Primero se aguantó por puro compromiso. Pero después, cuando la sequía, en que vio cómo se le morían uno tras otro sus animales hostigados por el hambre y que su compadre don Lupe seguía negándole la yerba de sus potreros, entonces fue cuando se puso a romper la cerca y a arrear la bola de animales flacos hasta las paraneras para que se hartaran de comer. Y eso no le había gustado a don Lupe, que mandó tapar otra vez la cerca para que él, Juvencio Nava, le volviera a abrir otra vez el agujero. Así, de día se tapaba el agujero y de noche se volvía a abrir, mientras el ganado estaba allí, siempre pegado a la cerca, siempre esperando; aquel ganado suyo que antes nomás se vivía oliendo el pasto sin poder probarlo.
Y él, y don Lupe alegaban y volvían a alegar sin llegar a ponerse de acuerdo. Hasta que una vez don Lupe le dijo:
—Mira, Juvencio, otro animal más que metas al potrero y te lo mato.
Y él contestó:
—Mire, don Lupe, yo no tengo la culpa de que los animales busquen su acomodo. Ellos son inocentes. Ahí se lo haiga si me los mata.

"Y me mató un novillo.
"Esto pasó hace treinta y cinco años, por marzo, porque ya en abril andaba yo en el monte, corriendo del exhorto. No me valieron ni las diez vacas que le di al juez, ni el embargo de mi casa para pagarle la salida de la cárcel. Todavía después, se pagaron con lo que quedaba nomás por no perseguirme, aunque de todos modos me perseguían. Por eso me vine a vivir junto con mi hijo a este otro terrenito que yo tenía y que se nombra Palo de Venado. Y mi hijo creció y se casó con la nuera Ignacia y tuvo ya ocho hijos. Así que la cosa ya va para viejo, y según eso debería estar olvidada. Pero, según eso, no lo está.

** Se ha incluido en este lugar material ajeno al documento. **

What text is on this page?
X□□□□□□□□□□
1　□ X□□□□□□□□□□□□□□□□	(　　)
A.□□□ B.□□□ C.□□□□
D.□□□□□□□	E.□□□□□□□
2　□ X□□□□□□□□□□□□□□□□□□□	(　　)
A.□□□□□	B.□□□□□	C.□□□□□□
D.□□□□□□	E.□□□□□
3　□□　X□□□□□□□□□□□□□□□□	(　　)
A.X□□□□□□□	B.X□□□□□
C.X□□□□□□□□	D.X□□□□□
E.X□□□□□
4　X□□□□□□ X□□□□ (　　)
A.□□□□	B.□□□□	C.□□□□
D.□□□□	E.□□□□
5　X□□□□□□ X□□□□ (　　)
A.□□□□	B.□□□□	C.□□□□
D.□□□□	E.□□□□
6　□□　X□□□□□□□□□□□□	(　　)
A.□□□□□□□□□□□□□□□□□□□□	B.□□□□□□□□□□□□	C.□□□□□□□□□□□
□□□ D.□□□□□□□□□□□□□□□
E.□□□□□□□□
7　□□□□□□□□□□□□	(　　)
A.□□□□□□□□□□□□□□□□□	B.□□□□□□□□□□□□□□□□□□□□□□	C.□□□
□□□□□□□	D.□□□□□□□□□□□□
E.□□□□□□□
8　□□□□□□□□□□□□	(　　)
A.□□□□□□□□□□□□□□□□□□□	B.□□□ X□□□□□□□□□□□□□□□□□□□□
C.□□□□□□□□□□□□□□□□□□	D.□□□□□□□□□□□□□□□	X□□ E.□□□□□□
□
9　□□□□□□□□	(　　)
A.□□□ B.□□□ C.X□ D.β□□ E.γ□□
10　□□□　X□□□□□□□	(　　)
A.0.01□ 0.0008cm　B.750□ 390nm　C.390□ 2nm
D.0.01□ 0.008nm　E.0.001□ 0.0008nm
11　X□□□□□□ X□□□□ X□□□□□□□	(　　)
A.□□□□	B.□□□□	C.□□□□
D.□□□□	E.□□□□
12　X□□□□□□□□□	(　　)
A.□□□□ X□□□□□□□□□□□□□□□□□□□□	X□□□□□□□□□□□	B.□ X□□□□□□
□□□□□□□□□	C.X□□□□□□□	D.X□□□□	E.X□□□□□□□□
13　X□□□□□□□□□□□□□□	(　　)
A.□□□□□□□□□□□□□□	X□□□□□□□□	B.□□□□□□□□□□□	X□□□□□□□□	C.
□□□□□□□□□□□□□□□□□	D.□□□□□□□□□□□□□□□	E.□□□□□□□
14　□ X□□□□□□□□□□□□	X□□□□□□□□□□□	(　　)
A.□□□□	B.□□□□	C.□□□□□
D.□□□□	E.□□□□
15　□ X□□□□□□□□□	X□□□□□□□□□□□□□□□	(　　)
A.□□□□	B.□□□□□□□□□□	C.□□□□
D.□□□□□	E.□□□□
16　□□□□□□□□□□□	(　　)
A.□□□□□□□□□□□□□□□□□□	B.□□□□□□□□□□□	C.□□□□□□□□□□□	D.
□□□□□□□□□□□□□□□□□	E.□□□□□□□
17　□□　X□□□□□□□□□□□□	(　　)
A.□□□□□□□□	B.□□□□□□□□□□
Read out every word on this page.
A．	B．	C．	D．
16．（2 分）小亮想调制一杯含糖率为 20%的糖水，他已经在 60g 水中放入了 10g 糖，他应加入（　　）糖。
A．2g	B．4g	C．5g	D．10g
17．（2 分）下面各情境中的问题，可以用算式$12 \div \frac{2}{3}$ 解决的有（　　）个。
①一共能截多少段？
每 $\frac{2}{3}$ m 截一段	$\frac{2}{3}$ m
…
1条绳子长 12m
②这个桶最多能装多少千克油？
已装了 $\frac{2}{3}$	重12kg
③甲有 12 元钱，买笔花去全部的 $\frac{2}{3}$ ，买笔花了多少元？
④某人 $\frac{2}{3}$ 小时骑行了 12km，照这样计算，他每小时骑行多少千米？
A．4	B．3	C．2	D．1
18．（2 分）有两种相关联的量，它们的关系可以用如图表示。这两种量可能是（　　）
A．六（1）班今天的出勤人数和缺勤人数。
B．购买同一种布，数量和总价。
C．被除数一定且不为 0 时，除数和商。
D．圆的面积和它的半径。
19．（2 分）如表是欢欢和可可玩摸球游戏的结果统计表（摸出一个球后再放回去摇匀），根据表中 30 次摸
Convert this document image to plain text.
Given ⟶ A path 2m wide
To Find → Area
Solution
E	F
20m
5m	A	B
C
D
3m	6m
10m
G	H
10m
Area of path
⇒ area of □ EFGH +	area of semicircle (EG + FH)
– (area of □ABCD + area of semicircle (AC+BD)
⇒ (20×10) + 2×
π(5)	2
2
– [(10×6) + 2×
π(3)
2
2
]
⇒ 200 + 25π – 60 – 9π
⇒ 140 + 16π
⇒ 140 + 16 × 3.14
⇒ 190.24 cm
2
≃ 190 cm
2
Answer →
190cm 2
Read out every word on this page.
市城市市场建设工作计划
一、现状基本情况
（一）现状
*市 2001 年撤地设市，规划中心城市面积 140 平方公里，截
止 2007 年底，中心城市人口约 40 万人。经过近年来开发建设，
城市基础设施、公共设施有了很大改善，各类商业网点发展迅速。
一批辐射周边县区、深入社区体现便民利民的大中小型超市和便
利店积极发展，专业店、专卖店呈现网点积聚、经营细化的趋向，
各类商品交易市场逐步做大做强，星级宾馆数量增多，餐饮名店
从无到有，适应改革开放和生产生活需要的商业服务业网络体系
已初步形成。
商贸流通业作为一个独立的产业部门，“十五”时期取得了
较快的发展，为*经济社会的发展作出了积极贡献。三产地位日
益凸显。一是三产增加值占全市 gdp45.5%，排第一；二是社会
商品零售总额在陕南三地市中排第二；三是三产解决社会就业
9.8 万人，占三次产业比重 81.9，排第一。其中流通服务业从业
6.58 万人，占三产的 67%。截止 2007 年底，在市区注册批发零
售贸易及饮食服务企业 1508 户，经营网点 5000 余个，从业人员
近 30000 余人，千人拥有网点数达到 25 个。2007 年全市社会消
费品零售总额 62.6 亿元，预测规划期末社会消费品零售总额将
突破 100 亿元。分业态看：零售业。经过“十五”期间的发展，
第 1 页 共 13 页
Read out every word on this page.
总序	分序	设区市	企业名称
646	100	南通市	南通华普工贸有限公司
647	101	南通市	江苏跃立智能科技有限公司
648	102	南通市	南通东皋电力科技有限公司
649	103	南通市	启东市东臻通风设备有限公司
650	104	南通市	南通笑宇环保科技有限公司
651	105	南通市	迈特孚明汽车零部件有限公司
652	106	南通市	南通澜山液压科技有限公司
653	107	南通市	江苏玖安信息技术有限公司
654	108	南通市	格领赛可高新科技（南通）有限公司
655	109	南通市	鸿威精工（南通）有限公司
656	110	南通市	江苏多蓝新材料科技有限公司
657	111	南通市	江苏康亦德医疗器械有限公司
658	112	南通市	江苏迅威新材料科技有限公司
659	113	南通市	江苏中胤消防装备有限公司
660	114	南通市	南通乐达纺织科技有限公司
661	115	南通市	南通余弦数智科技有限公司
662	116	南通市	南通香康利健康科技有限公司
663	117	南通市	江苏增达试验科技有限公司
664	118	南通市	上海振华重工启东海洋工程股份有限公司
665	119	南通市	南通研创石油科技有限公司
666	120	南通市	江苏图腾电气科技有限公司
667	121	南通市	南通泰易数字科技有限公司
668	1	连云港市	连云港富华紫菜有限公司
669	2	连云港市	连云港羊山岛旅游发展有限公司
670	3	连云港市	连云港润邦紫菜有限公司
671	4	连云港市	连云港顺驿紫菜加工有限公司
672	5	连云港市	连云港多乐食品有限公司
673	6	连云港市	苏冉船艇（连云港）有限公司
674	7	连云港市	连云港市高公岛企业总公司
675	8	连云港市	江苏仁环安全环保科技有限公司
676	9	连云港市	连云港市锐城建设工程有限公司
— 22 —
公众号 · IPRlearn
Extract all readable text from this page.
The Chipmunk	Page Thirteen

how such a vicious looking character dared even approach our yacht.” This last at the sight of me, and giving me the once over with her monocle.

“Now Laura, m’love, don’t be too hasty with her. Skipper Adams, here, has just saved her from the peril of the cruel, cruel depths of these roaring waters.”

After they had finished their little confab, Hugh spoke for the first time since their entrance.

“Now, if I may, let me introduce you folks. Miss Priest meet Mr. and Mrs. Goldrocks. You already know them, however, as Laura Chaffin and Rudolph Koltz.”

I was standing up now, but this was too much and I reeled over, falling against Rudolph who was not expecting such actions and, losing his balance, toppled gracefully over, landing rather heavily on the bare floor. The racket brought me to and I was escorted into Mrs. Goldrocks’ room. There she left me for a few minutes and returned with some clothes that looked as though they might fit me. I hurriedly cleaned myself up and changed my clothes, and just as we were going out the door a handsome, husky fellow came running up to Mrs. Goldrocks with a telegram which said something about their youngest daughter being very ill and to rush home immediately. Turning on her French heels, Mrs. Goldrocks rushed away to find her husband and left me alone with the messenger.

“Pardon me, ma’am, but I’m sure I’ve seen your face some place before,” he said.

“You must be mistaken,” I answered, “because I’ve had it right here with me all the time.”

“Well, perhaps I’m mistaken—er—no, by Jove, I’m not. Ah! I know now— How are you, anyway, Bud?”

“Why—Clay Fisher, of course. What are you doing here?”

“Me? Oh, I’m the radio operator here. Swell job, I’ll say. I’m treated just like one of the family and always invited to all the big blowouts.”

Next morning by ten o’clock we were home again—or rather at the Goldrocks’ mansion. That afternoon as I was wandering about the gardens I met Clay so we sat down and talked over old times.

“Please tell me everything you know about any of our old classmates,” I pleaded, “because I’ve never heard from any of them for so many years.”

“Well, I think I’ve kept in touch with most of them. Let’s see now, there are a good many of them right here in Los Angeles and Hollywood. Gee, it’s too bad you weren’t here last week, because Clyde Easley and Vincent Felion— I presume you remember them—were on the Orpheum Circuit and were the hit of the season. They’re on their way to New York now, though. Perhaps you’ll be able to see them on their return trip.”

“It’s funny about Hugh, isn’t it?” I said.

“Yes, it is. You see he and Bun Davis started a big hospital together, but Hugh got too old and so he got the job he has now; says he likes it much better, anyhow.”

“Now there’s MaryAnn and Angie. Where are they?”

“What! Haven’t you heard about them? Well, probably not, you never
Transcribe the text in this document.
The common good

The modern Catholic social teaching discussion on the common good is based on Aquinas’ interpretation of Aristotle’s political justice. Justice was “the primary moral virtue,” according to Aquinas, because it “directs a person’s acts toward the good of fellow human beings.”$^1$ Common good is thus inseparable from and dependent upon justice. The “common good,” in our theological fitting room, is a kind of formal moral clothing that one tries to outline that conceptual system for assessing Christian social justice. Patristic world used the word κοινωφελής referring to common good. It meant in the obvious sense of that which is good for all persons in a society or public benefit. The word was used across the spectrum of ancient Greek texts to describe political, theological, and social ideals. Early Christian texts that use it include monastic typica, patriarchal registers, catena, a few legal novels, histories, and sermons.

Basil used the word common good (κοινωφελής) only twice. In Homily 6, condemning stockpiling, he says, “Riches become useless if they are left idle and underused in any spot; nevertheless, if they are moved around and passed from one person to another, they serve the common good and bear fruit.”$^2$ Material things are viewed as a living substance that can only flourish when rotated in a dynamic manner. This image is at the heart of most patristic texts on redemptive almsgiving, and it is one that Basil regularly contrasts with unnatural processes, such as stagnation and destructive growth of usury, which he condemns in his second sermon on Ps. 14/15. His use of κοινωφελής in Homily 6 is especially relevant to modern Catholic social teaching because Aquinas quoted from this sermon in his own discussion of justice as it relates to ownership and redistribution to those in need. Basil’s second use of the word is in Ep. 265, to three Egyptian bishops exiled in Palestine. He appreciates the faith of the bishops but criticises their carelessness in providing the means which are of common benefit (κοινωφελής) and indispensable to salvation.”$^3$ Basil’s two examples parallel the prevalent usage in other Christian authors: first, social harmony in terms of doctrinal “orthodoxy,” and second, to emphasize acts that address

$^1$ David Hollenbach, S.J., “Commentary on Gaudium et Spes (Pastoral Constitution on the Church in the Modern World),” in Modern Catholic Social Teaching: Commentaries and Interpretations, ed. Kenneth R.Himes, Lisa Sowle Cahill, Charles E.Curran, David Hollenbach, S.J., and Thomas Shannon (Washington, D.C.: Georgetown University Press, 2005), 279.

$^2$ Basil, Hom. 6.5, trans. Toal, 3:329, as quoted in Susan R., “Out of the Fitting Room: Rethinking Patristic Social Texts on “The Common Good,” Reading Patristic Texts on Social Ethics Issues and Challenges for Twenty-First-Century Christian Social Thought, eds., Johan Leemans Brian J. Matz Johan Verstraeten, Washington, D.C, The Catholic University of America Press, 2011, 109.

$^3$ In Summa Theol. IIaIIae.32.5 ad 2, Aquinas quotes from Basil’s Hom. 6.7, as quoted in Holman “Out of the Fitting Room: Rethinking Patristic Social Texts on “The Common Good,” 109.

"Yo entonces calculé que con unos cien pesos quedaba arreglado todo. El difunto don Lupe era solo, solamente con su mujer y los dos muchachitos todavía de a gatas. Y la viuda pronto murió también dizque de pena. Y a los muchachitos se los llevaron lejos, donde unos parientes. Así que, por parte de ellos, no había que tener miedo.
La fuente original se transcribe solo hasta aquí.